Enfin, les densités légèrement plus fortes observées dans l’extrémité nord-ouest du Cap Corse (commune de Centuri) sont peut-être le signe d’une forme d’« insulotropisme » (Bernardie-Tahir, 2005), un attrait pour des « bout du monde » qui donnent l’illusion d’une insularité fantasmée.

Document 6. Une double dissymétrie, liée à l’orientation des versants et à la distance au littoral

Carte IGN commentée

 

3. L’exemple de la commune de San-Martino-di-Lota, un archipel villageois entre renversement spatial et construction territoriale

Située dans le Cap Corse, dans le prolongement de l’agglomération de Bastia, à un peu plus d’un kilomètre au nord de la gare maritime où accostent les ferries à destination de la Corse, la commune de San-Martino-di-Lota dispose d’une partie littorale très urbanisée et d’une partie montagneuse organisée autour de plusieurs hameaux, en grande partie invisibles depuis la route principale qui longe la côte, et facilement ignorés des personnes qui passent en contre-bas.

Comme d’autres communes corses, son organisation duale apparemment déséquilibrée résulte d’un renversement géographique ancien, qui est le reflet d’évolutions observées dans tout le pourtour méditerranéen. Loin d’être un espace laissé-pour-compte, qui aurait été marginalisé par certaines transformations urbaines et littorales, la partie montagneuse occupe une place centrale dans une construction territoriale qui ne se limite pas à la dimension économique ou démographique.

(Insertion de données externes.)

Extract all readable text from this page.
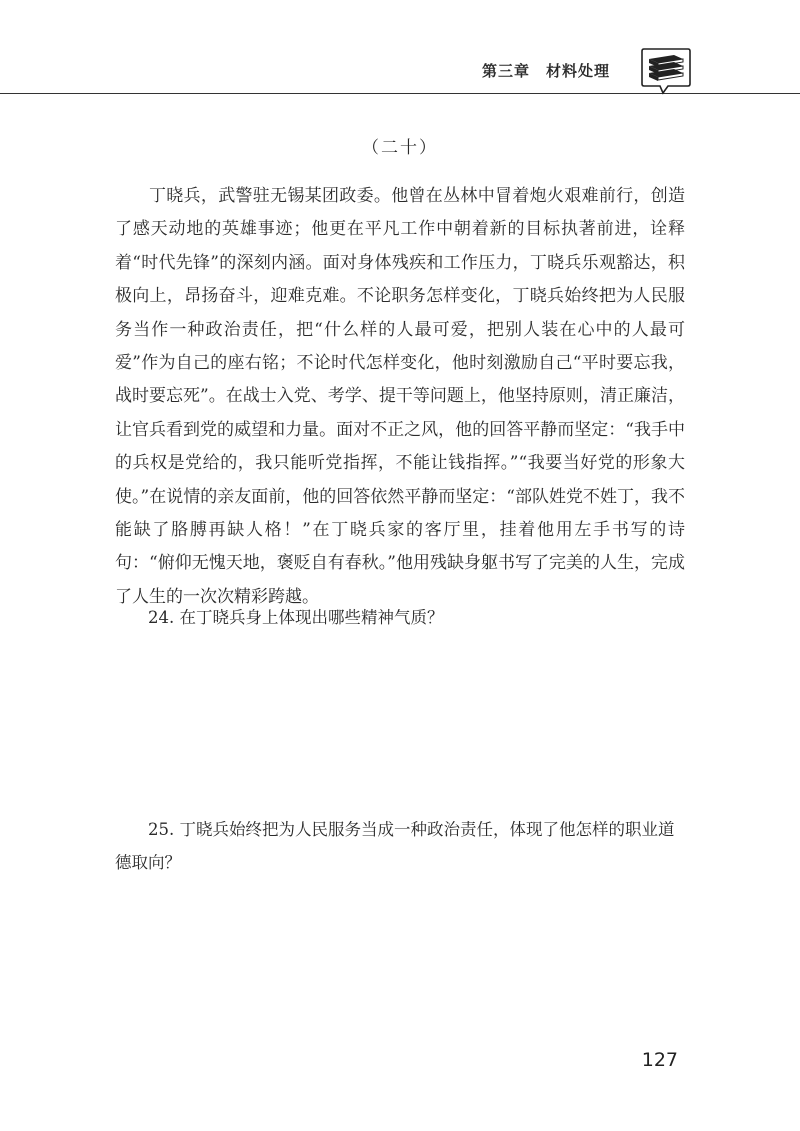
第三章　材料处理
（二十）

丁晓兵，武警驻无锡某团政委。他曾在丛林中冒着炮火艰难前行，创造了感天动地的英雄事迹；他更在平凡工作中朝着新的目标执著前进，诠释着“时代先锋”的深刻内涵。面对身体残疾和工作压力，丁晓兵乐观豁达，积极向上，昂扬奋斗，迎难克难。不论职务怎样变化，丁晓兵始终把为人民服务当作一种政治责任，把“什么样的人最可爱，把别人装在心中的人最可爱”作为自己的座右铭；不论时代怎样变化，他时刻激励自己“平时要忘我，战时要忘死”。在战士入党、考学、提干等问题上，他坚持原则，清正廉洁，让官兵看到党的威望和力量。面对不正之风，他的回答平静而坚定：“我手中的兵权是党给的，我只能听党指挥，不能让钱指挥。”“我要当好党的形象大使。”在说情的亲友面前，他的回答依然平静而坚定：“部队姓党不姓丁，我不能缺了胳膊再缺人格！”在丁晓兵家的客厅里，挂着他用左手书写的诗句：“俯仰无愧天地，褒贬自有春秋。”他用残缺身躯书写了完美的人生，完成了人生的一次次精彩跨越。

24. 在丁晓兵身上体现出哪些精神气质？

25. 丁晓兵始终把为人民服务当成一种政治责任，体现了他怎样的职业道德取向？

127
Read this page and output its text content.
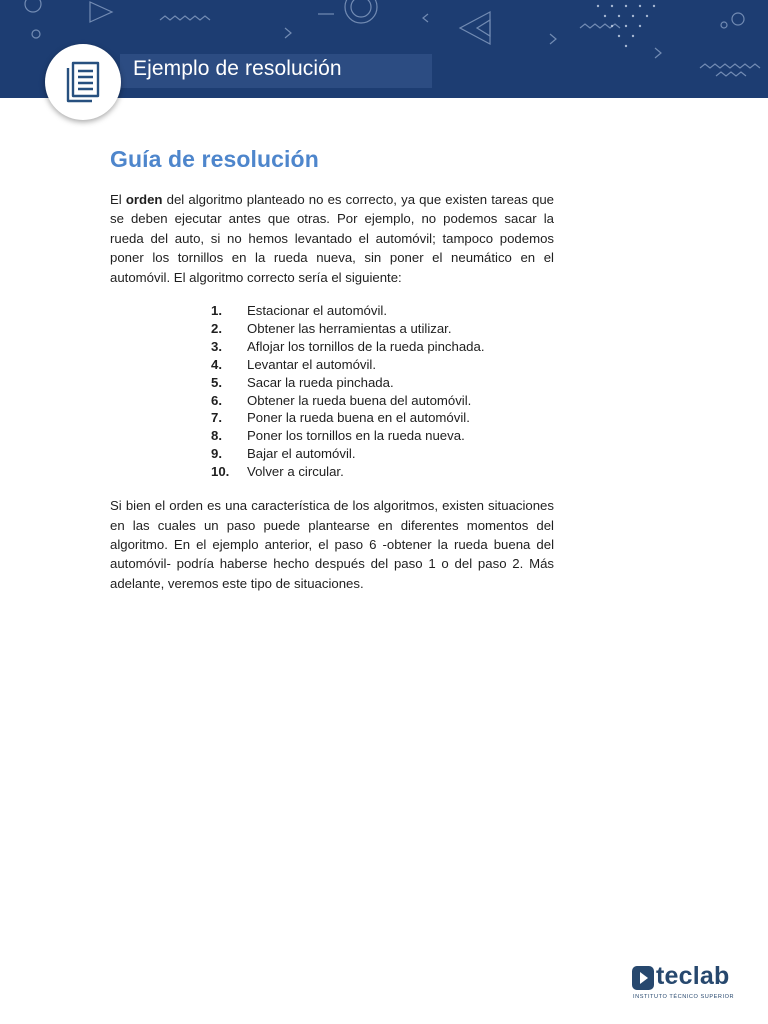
Ejemplo de resolución
Guía de resolución

El orden del algoritmo planteado no es correcto, ya que existen tareas que se deben ejecutar antes que otras. Por ejemplo, no podemos sacar la rueda del auto, si no hemos levantado el automóvil; tampoco podemos poner los tornillos en la rueda nueva, sin poner el neumático en el automóvil. El algoritmo correcto sería el siguiente:

1.	Estacionar el automóvil.
2.	Obtener las herramientas a utilizar.
3.	Aflojar los tornillos de la rueda pinchada.
4.	Levantar el automóvil.
5.	Sacar la rueda pinchada.
6.	Obtener la rueda buena del automóvil.
7.	Poner la rueda buena en el automóvil.
8.	Poner los tornillos en la rueda nueva.
9.	Bajar el automóvil.
10.	Volver a circular.

Si bien el orden es una característica de los algoritmos, existen situaciones en las cuales un paso puede plantearse en diferentes momentos del algoritmo. En el ejemplo anterior, el paso 6 -obtener la rueda buena del automóvil- podría haberse hecho después del paso 1 o del paso 2. Más adelante, veremos este tipo de situaciones.

teclab
INSTITUTO TÉCNICO SUPERIOR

3.1. Un espace apparemment dual, marqué par un renversement des rapports de force

Composé de onze hameaux distincts, la commune de San-Martino-di-Lota témoigne de ces formes de retournement spatial (Tafani, 2010) qui sont visibles dans de nombreuses régions de Corse :

  • Les hameaux de la « montagne » (« a muntagna » dans la communication officielle de la mairie de San-Martino-di-Lota), au nombre de huit aujourd’hui semblent avoir stagné et se sont peu étalés depuis l’élaboration du plan terrier à la fin du XVIIIe siècle. Un neuvième hameau existait au XVIe siècle mais il aurait disparu en raison d’une invasion de fourmis (histoire récurrente en Corse pour expliquer l’abandon d’un village) ou d’attaques de barbaresques, selon d’autres sources.
  • Les « hameaux » littoraux concentrent aujourd’hui la plus forte croissance urbaine : les trois anciennes « marines » de Pietranera, Grigione et Licciola, autrefois nettement dissociées, s’inscrivent aujourd’hui dans un continuum urbain appartenant à l’agglomération de Bastia. Ils accueillent aujourd’hui la majorité de la population communale, près de 84 % des 2 990 habitants recensés sur l’ensemble de la commune.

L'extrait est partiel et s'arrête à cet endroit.